There’s a very high probability that all of you who read this blog know about the IED blasts across Mumbai yesterday that claimed 18 lives, injured many others and has understandably increased the stress levels of an already put-upon city. Just imagining a surviving Mumbaikar thinking “It could have been me or someone I love” and “When will it happen again?” makes me want to turn off this computer and go hide in a cellar for the rest of my days. They’ve been through five bombings in the last fifteen years and could just as easily flip out like we have and would. But, the resilience and the way they’ve come together in the last 24 hours. It’s humbling.

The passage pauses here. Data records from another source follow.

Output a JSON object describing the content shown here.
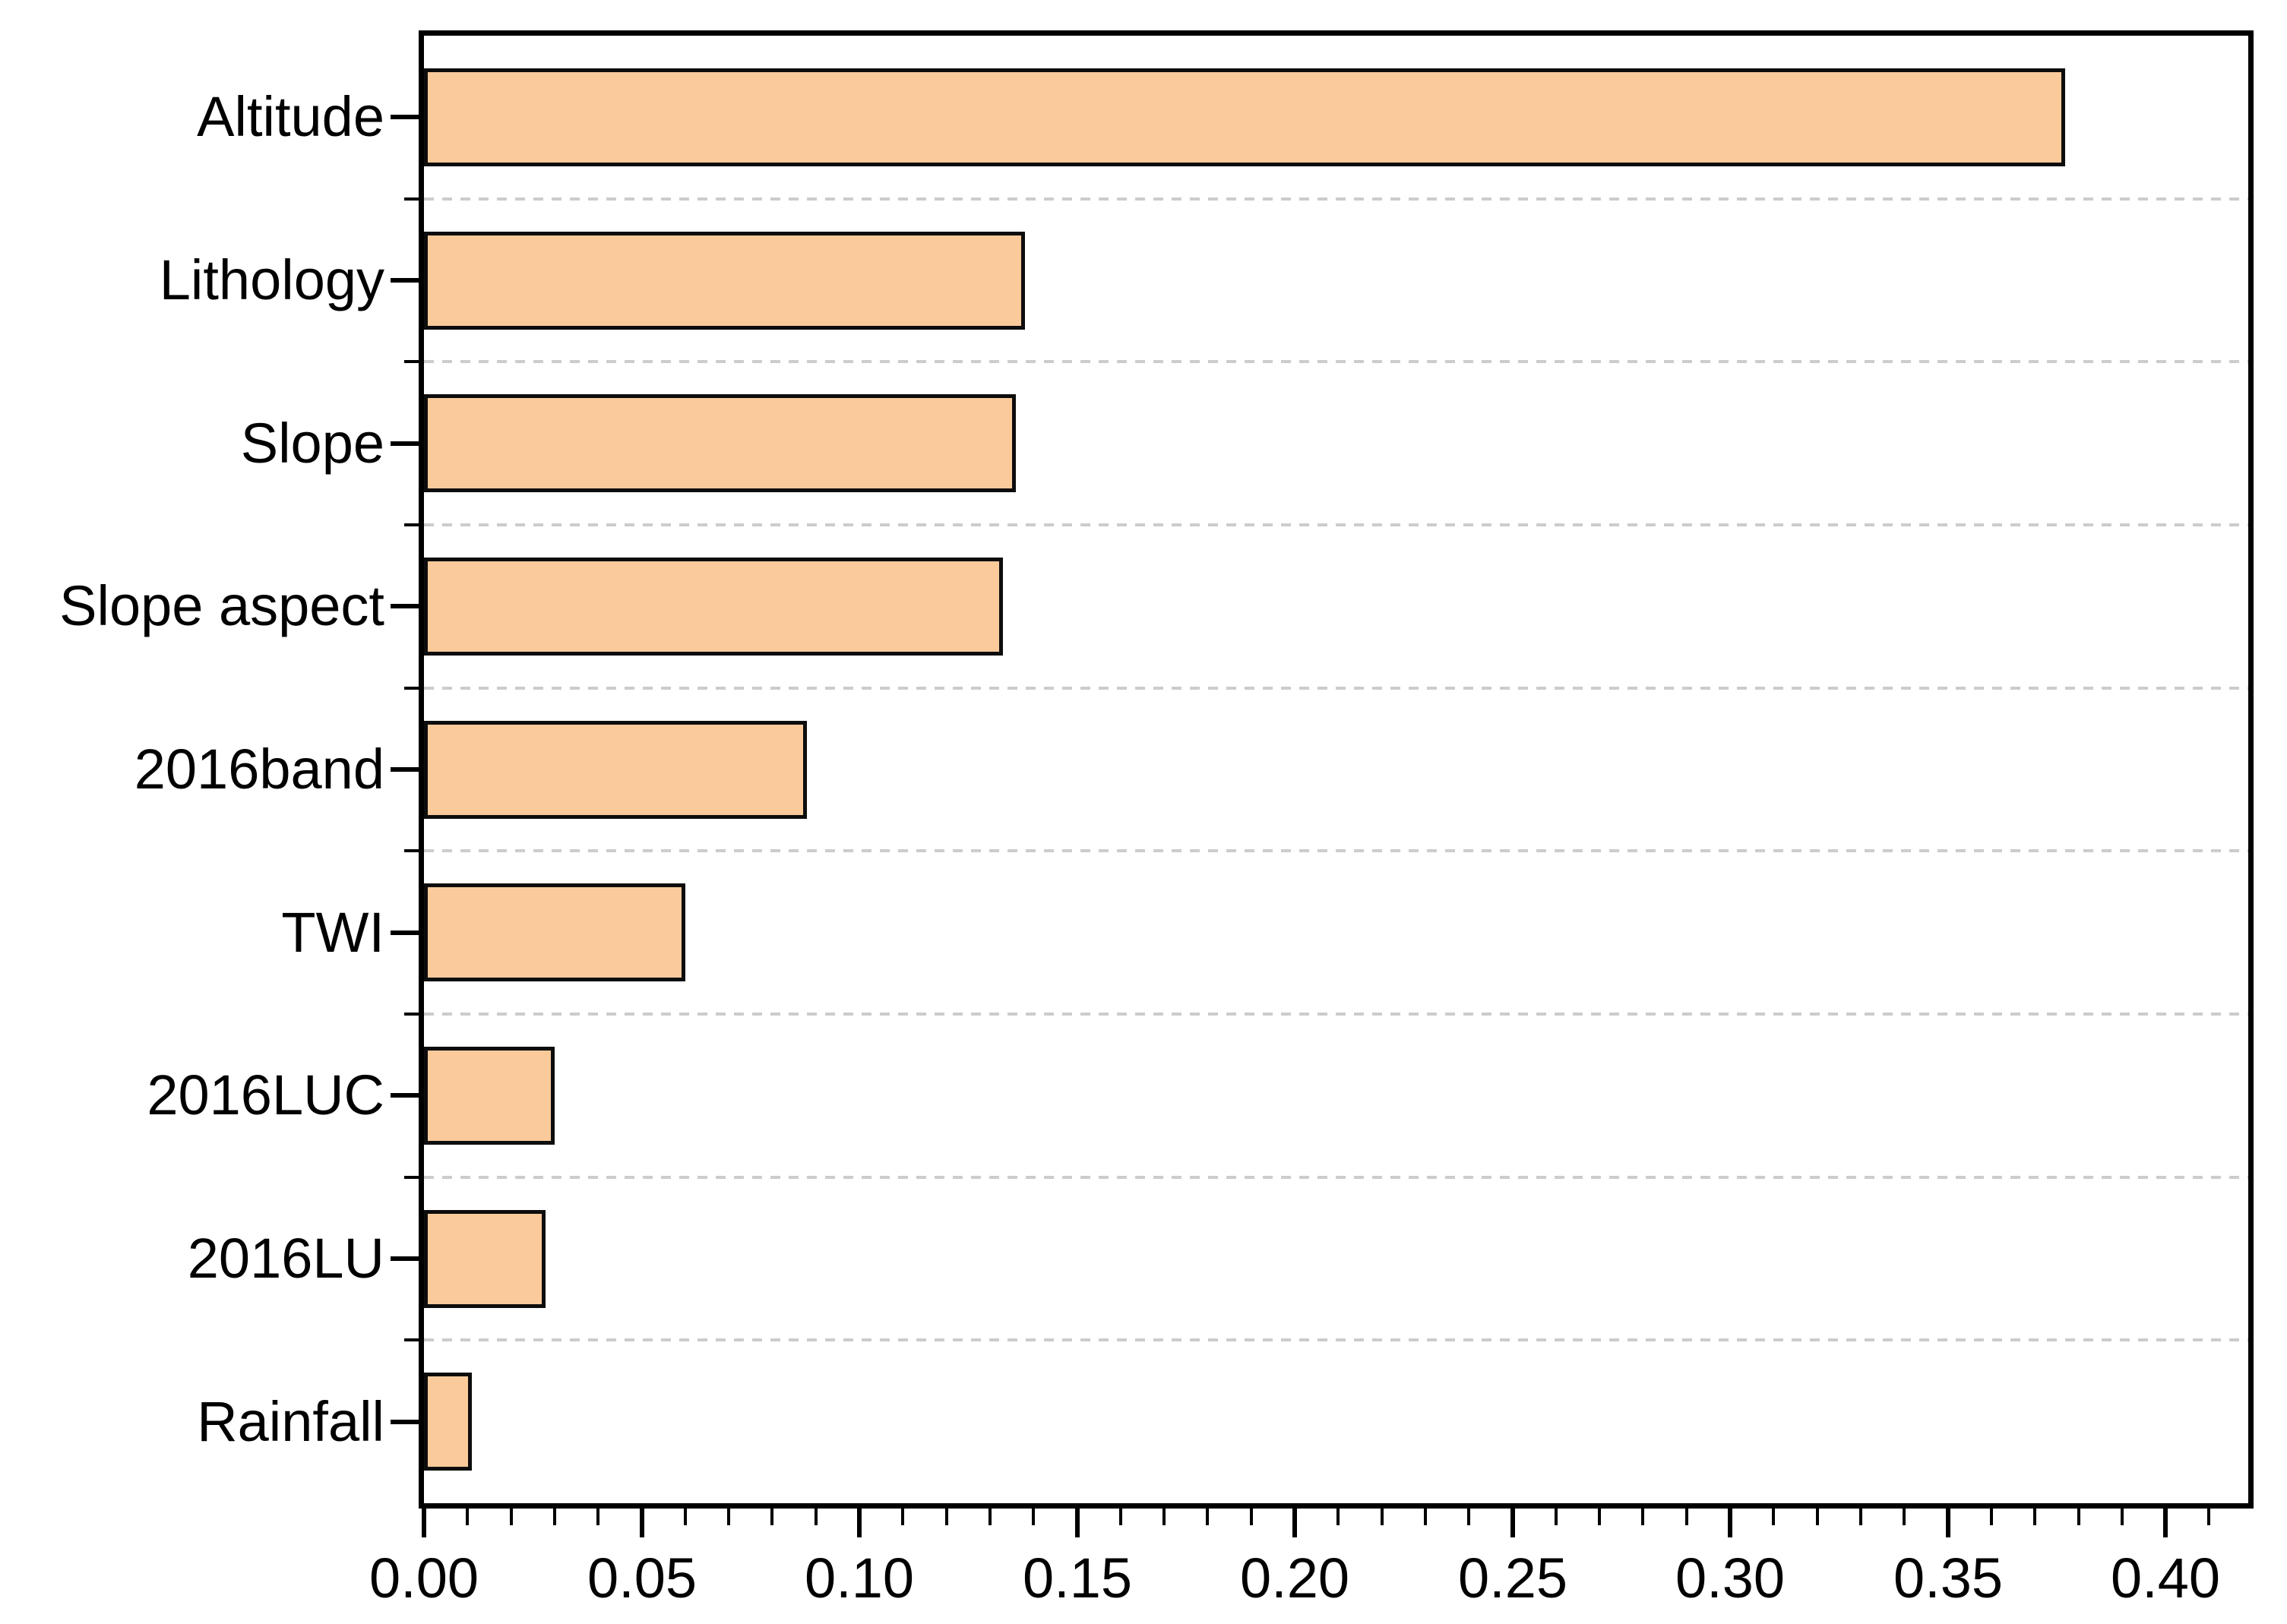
{
  "chart_data": {
    "type": "bar",
    "orientation": "horizontal",
    "title": "",
    "xlabel": "",
    "ylabel": "",
    "categories": [
      "Altitude",
      "Lithology",
      "Slope",
      "Slope aspect",
      "2016band",
      "TWI",
      "2016LUC",
      "2016LU",
      "Rainfall"
    ],
    "values": [
      0.377,
      0.138,
      0.136,
      0.133,
      0.088,
      0.06,
      0.03,
      0.028,
      0.011
    ],
    "xlim": [
      0,
      0.419
    ],
    "x_major_tick_step": 0.05,
    "x_minor_tick_step": 0.01,
    "x_tick_labels": [
      "0.00",
      "0.05",
      "0.10",
      "0.15",
      "0.20",
      "0.25",
      "0.30",
      "0.35",
      "0.40"
    ],
    "grid": "dashed horizontal separators between category slots",
    "legend_position": "none",
    "colors": {
      "bar_fill": "#FACA9B",
      "bar_border": "#0d0d0d",
      "gridline": "#cccccc",
      "axis": "#000000",
      "text": "#000000",
      "background": "#ffffff"
    }
  }
}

I am so glad my fellow Vatul, Harini, and hers are safe. She writes:

Near my house a little shop open. Most businesses were. Even those that didn“t need to be. When terror strikes and I have been back in Mumbai since 1994 and have lived through quite a few there is this really inexplicable sentiment that kicks in I won’t let the Bastards cow me down. It is not just me every one I knew was out and about. And not strangely, not many of us got too much work done. The turning up was the symbolic F*** U both to the terrorists and the system.

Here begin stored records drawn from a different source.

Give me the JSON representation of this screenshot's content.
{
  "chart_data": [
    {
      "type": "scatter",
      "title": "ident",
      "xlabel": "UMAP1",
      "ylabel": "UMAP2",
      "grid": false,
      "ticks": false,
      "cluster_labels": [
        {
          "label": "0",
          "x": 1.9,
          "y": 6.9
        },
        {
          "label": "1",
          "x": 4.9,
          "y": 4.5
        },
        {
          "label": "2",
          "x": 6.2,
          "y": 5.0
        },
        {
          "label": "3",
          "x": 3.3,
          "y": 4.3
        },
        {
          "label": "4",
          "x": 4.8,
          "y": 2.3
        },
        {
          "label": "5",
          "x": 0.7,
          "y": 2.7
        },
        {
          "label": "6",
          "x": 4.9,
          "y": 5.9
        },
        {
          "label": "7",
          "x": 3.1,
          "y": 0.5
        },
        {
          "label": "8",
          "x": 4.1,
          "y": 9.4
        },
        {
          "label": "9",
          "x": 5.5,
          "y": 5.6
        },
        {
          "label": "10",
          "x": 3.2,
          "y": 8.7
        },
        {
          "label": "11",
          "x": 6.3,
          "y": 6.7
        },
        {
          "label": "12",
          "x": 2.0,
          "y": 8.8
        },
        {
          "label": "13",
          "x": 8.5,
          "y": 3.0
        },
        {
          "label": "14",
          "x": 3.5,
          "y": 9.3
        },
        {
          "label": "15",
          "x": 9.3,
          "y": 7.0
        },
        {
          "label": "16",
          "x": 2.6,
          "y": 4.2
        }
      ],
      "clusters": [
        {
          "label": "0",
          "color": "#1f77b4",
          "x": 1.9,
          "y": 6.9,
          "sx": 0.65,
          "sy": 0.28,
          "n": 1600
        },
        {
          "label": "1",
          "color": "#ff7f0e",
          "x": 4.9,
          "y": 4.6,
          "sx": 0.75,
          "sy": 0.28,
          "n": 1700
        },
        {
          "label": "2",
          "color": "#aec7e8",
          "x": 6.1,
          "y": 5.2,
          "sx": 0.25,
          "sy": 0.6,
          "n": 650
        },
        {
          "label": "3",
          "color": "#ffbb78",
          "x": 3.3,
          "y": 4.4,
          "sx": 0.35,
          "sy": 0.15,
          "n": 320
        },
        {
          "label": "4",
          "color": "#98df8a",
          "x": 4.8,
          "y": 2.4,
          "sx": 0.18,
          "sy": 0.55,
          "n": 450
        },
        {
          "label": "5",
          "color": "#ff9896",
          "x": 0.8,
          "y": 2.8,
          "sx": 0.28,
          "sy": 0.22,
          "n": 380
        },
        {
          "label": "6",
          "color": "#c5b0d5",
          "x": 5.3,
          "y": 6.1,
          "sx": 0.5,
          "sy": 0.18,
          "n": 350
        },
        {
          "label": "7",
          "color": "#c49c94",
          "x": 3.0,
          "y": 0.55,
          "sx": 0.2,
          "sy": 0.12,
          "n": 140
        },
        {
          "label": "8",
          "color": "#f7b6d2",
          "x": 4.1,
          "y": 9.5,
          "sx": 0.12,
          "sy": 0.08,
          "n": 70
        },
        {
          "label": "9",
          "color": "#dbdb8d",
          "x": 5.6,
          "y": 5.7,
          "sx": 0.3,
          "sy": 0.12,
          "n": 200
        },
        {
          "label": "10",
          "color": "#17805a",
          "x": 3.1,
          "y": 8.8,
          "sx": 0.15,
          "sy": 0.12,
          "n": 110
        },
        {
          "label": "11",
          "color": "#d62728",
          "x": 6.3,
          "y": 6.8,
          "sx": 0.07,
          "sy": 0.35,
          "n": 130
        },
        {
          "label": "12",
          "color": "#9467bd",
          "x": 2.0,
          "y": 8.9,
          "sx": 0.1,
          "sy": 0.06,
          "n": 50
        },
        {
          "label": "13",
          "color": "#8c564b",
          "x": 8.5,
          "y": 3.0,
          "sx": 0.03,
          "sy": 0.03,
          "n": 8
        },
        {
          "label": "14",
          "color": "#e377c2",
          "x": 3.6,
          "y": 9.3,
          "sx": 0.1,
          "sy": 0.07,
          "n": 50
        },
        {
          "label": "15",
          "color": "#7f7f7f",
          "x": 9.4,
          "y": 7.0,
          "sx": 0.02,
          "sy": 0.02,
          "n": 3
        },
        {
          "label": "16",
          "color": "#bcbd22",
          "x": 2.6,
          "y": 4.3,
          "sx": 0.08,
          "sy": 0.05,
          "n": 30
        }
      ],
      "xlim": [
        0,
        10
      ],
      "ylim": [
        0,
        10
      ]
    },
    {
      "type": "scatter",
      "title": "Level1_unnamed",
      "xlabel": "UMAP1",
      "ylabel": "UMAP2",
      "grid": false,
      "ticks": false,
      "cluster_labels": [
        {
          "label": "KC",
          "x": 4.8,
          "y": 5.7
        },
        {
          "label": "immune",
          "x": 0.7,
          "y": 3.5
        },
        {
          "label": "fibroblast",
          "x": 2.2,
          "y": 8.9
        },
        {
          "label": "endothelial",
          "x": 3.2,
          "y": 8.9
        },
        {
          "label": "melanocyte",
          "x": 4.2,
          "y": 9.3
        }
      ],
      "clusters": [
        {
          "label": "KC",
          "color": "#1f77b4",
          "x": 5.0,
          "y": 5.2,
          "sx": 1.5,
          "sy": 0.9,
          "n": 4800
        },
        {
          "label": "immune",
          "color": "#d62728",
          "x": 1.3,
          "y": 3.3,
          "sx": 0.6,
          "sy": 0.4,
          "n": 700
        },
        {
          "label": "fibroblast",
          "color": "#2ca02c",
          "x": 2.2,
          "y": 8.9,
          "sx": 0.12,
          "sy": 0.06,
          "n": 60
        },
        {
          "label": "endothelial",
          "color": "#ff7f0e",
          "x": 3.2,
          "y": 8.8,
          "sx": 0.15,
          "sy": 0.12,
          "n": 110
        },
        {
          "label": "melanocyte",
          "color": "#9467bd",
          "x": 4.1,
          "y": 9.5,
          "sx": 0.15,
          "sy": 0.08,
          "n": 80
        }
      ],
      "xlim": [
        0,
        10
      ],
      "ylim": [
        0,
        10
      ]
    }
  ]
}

Sepia Mutiny has a collection of reactions to the blasts. Here are some that stand out and give Americans perspective, especially considering that happenings east of here are more crucial to our future than our all-Casey-Anthony-all-the-time “news” cycle provides. Some of it also sounds remarkably familiar in terms of how the government-public safety apparatus of some American cities work.

… Now that the USA and the west have come to their senses with regard to the reality of Pakistan, now that the USA will not pour more and more billions into Pakistan, now that the USA will no longer cover Pakistan“s back at the United Nations, now there is hope that slowly but surely the world, and India, can take action against Pakistan without having to worry about the reaction of the USA, the great protector of Pakistan for the last 50 years and more. The pusher to Pakistan the addict.

… Please remember that India has more than 140 million Muslims. For a Muslim population of that size, India is remarkably free of terrorist attacks.

… A lot of it has to do with the underworld take-over of Mumbai politics and even the police … Summary: a non-functional police and intelligence operation, mostly focused on extracting rent from real estate transactions, which are otherwise all “illegal” due to various bizarre rules and laws.

… the point is unless people get to know that region better, they are in no position to judge our 2012 [candidates’] readiness in combating foreign problems.